To be clear, marketing shouldn’t be conflated with a digital campaign per se. This isn’t the time to tap some firm specializing in search engine optimization. The only way to make the most of this brave, new world is to appreciate that marketing isn’t a series of tactics but a strategy. Without an informed strategic direction, that brochure or web site is exactly as disposable as many Industrials think they are.
Instead, private equity firms need to invest in marketing as a C-suite level discipline, where the marketing head reports directly to CEO. The first step isn’t the web site, but a cold hard look at the company’s customers, market and competitors. There is so much data available that if one company isn’t looking at it, one can be assured that company’s competitors certainly are.
Start with these insights, and understand the value that your company is bringing to the table, even if it’s a manufacturer of some kind of commodity-type part, or a provider of a commoditized-type service. Understanding who the target market is, and why the company is more relevant to that market than that competition, helps serve customers and stake out a real and differentiated position in the marketplace, vis-à-vis the target customer.

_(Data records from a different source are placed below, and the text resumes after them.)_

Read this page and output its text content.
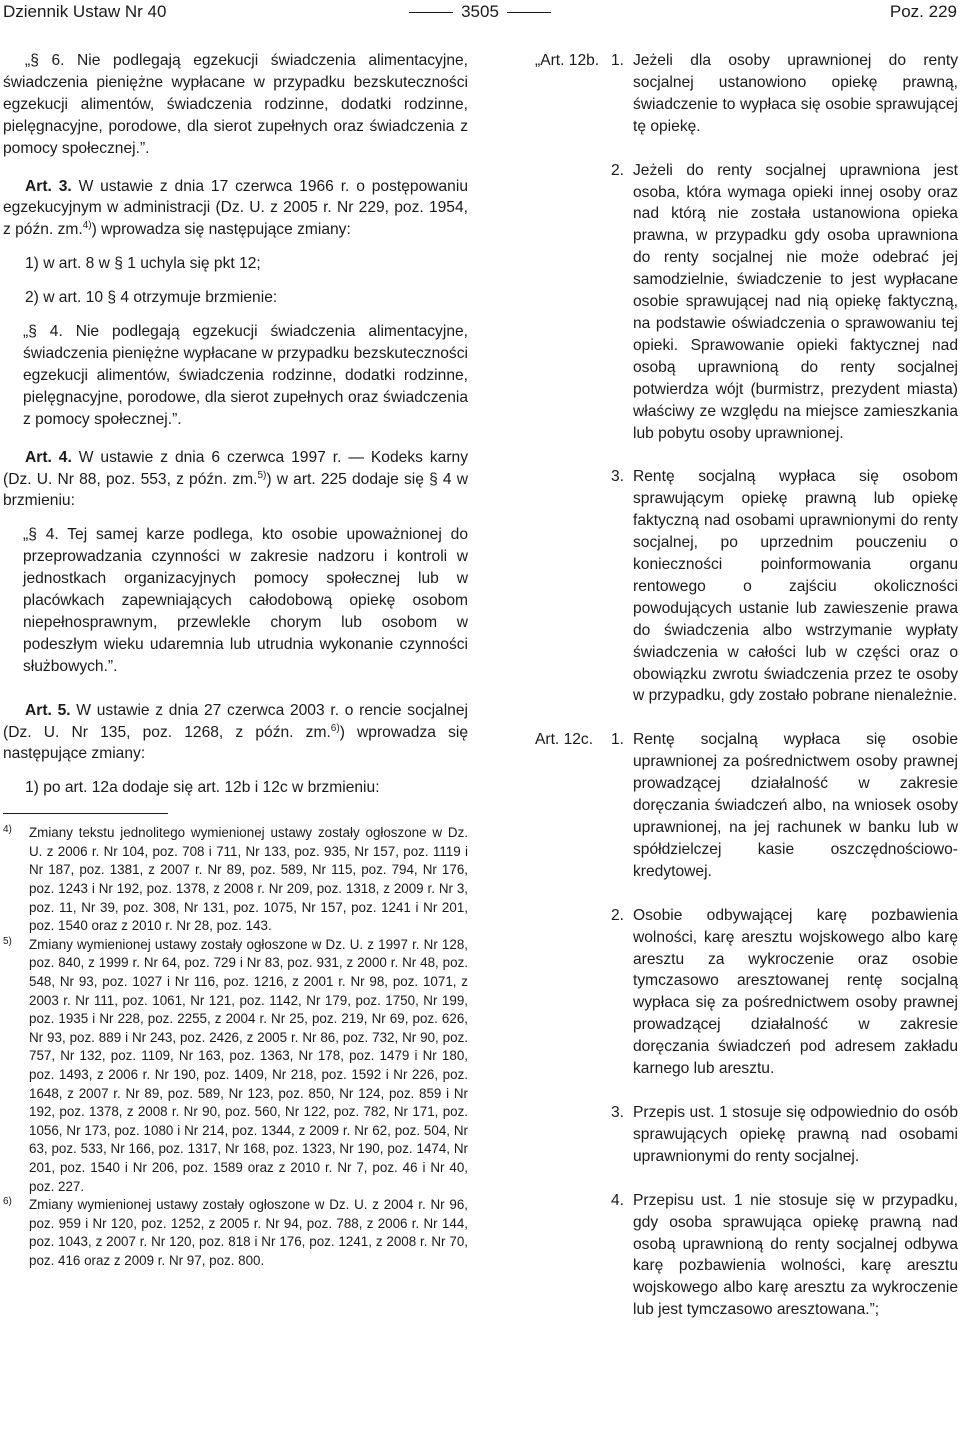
Dziennik Ustaw Nr 40	3505	Poz. 229

„§ 6. Nie podlegają egzekucji świadczenia alimentacyjne, świadczenia pieniężne wypłacane w przypadku bezskuteczności egzekucji alimentów, świadczenia rodzinne, dodatki rodzinne, pielęgnacyjne, porodowe, dla sierot zupełnych oraz świadczenia z pomocy społecznej.”.

Art. 3. W ustawie z dnia 17 czerwca 1966 r. o postępowaniu egzekucyjnym w administracji (Dz. U. z 2005 r. Nr 229, poz. 1954, z późn. zm.$^{4)}$) wprowadza się następujące zmiany:

1) w art. 8 w § 1 uchyla się pkt 12;

2) w art. 10 § 4 otrzymuje brzmienie:

„§ 4. Nie podlegają egzekucji świadczenia alimentacyjne, świadczenia pieniężne wypłacane w przypadku bezskuteczności egzekucji alimentów, świadczenia rodzinne, dodatki rodzinne, pielęgnacyjne, porodowe, dla sierot zupełnych oraz świadczenia z pomocy społecznej.”.

Art. 4. W ustawie z dnia 6 czerwca 1997 r. — Kodeks karny (Dz. U. Nr 88, poz. 553, z późn. zm.$^{5)}$) w art. 225 dodaje się § 4 w brzmieniu:

„§ 4. Tej samej karze podlega, kto osobie upoważnionej do przeprowadzania czynności w zakresie nadzoru i kontroli w jednostkach organizacyjnych pomocy społecznej lub w placówkach zapewniających całodobową opiekę osobom niepełnosprawnym, przewlekle chorym lub osobom w podeszłym wieku udaremnia lub utrudnia wykonanie czynności służbowych.”.

Art. 5. W ustawie z dnia 27 czerwca 2003 r. o rencie socjalnej (Dz. U. Nr 135, poz. 1268, z późn. zm.$^{6)}$) wprowadza się następujące zmiany:

1) po art. 12a dodaje się art. 12b i 12c w brzmieniu:

4) Zmiany tekstu jednolitego wymienionej ustawy zostały ogłoszone w Dz. U. z 2006 r. Nr 104, poz. 708 i 711, Nr 133, poz. 935, Nr 157, poz. 1119 i Nr 187, poz. 1381, z 2007 r. Nr 89, poz. 589, Nr 115, poz. 794, Nr 176, poz. 1243 i Nr 192, poz. 1378, z 2008 r. Nr 209, poz. 1318, z 2009 r. Nr 3, poz. 11, Nr 39, poz. 308, Nr 131, poz. 1075, Nr 157, poz. 1241 i Nr 201, poz. 1540 oraz z 2010 r. Nr 28, poz. 143.
5) Zmiany wymienionej ustawy zostały ogłoszone w Dz. U. z 1997 r. Nr 128, poz. 840, z 1999 r. Nr 64, poz. 729 i Nr 83, poz. 931, z 2000 r. Nr 48, poz. 548, Nr 93, poz. 1027 i Nr 116, poz. 1216, z 2001 r. Nr 98, poz. 1071, z 2003 r. Nr 111, poz. 1061, Nr 121, poz. 1142, Nr 179, poz. 1750, Nr 199, poz. 1935 i Nr 228, poz. 2255, z 2004 r. Nr 25, poz. 219, Nr 69, poz. 626, Nr 93, poz. 889 i Nr 243, poz. 2426, z 2005 r. Nr 86, poz. 732, Nr 90, poz. 757, Nr 132, poz. 1109, Nr 163, poz. 1363, Nr 178, poz. 1479 i Nr 180, poz. 1493, z 2006 r. Nr 190, poz. 1409, Nr 218, poz. 1592 i Nr 226, poz. 1648, z 2007 r. Nr 89, poz. 589, Nr 123, poz. 850, Nr 124, poz. 859 i Nr 192, poz. 1378, z 2008 r. Nr 90, poz. 560, Nr 122, poz. 782, Nr 171, poz. 1056, Nr 173, poz. 1080 i Nr 214, poz. 1344, z 2009 r. Nr 62, poz. 504, Nr 63, poz. 533, Nr 166, poz. 1317, Nr 168, poz. 1323, Nr 190, poz. 1474, Nr 201, poz. 1540 i Nr 206, poz. 1589 oraz z 2010 r. Nr 7, poz. 46 i Nr 40, poz. 227.
6) Zmiany wymienionej ustawy zostały ogłoszone w Dz. U. z 2004 r. Nr 96, poz. 959 i Nr 120, poz. 1252, z 2005 r. Nr 94, poz. 788, z 2006 r. Nr 144, poz. 1043, z 2007 r. Nr 120, poz. 818 i Nr 176, poz. 1241, z 2008 r. Nr 70, poz. 416 oraz z 2009 r. Nr 97, poz. 800.
„Art. 12b. 1. Jeżeli dla osoby uprawnionej do renty socjalnej ustanowiono opiekę prawną, świadczenie to wypłaca się osobie sprawującej tę opiekę.
2. Jeżeli do renty socjalnej uprawniona jest osoba, która wymaga opieki innej osoby oraz nad którą nie została ustanowiona opieka prawna, w przypadku gdy osoba uprawniona do renty socjalnej nie może odebrać jej samodzielnie, świadczenie to jest wypłacane osobie sprawującej nad nią opiekę faktyczną, na podstawie oświadczenia o sprawowaniu tej opieki. Sprawowanie opieki faktycznej nad osobą uprawnioną do renty socjalnej potwierdza wójt (burmistrz, prezydent miasta) właściwy ze względu na miejsce zamieszkania lub pobytu osoby uprawnionej.
3. Rentę socjalną wypłaca się osobom sprawującym opiekę prawną lub opiekę faktyczną nad osobami uprawnionymi do renty socjalnej, po uprzednim pouczeniu o konieczności poinformowania organu rentowego o zajściu okoliczności powodujących ustanie lub zawieszenie prawa do świadczenia albo wstrzymanie wypłaty świadczenia w całości lub w części oraz o obowiązku zwrotu świadczenia przez te osoby w przypadku, gdy zostało pobrane nienależnie.
Art. 12c. 1. Rentę socjalną wypłaca się osobie uprawnionej za pośrednictwem osoby prawnej prowadzącej działalność w zakresie doręczania świadczeń albo, na wniosek osoby uprawnionej, na jej rachunek w banku lub w spółdzielczej kasie oszczędnościowo-kredytowej.
2. Osobie odbywającej karę pozbawienia wolności, karę aresztu wojskowego albo karę aresztu za wykroczenie oraz osobie tymczasowo aresztowanej rentę socjalną wypłaca się za pośrednictwem osoby prawnej prowadzącej działalność w zakresie doręczania świadczeń pod adresem zakładu karnego lub aresztu.
3. Przepis ust. 1 stosuje się odpowiednio do osób sprawujących opiekę prawną nad osobami uprawnionymi do renty socjalnej.
4. Przepisu ust. 1 nie stosuje się w przypadku, gdy osoba sprawująca opiekę prawną nad osobą uprawnioną do renty socjalnej odbywa karę pozbawienia wolności, karę aresztu wojskowego albo karę aresztu za wykroczenie lub jest tymczasowo aresztowana.”;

Once the value proposition is developed from those insights, that will inform everything from messaging, to product development, to even the pricing strategy. Most industrial companies are very operationally focused, and the whole management team is devoted to improving process, quality and metrics, but that’s very much confined within the four walls of the business. But if that product or service isn’t what the customer wants, that company has just wasted a lot of money delivering something that’s irrelevant to the customer.
In the worst-case scenario, that industrial business goes plodding along, proud of progress on that product or service that customers don’t care about, all the while the competition quietly nibbles at their market share until it’s too late. And as more of the buying process is rooted online, the ignorance of digital behavior can lead to a rude awakening.
But by taking the time to take an in-depth look at the customer, the market and the competition, marketing becomes a welcome reality check, providing invaluable perspective to vet the assumptions of every other department. And then it’s about acting on those insights to meet customers where they are now: surfing the web.
This is not to argue that sales staff is suddenly irrelevant, in fact, they’re as vital as they ever were. There still needs to be someone to get the customer across the finish line. But marketing shapes how the customer runs that race. But each discipline needs to respect what the other does best in the current environment. For example, sales staff shouldn’t be conducting the market research. One, because they often have bias in interpreting customer feedback, and two, customers know that the sales person has an agenda; that order book in their back pocket.
But sales and marketing need to be symbiotic, with the sales staff reinforcing the value proposition as crafted by the marketing team. My favorite definition of the relationship is this: marketing is bending the company and its products and services toward the mind of the customer, where sales is bending the mind of the customer towards the company and services.
And right now, the best industrial businesses are focused on excelling at both. Luckily, there are still companies in the sector that are stuck in 1989, which means that a buyout firm can make huge strides by bringing their industrials portfolio into the 21st century, by appreciating that marketing today is so much more than an SEO campaign or revamped web site; it’s the roadmap to growth.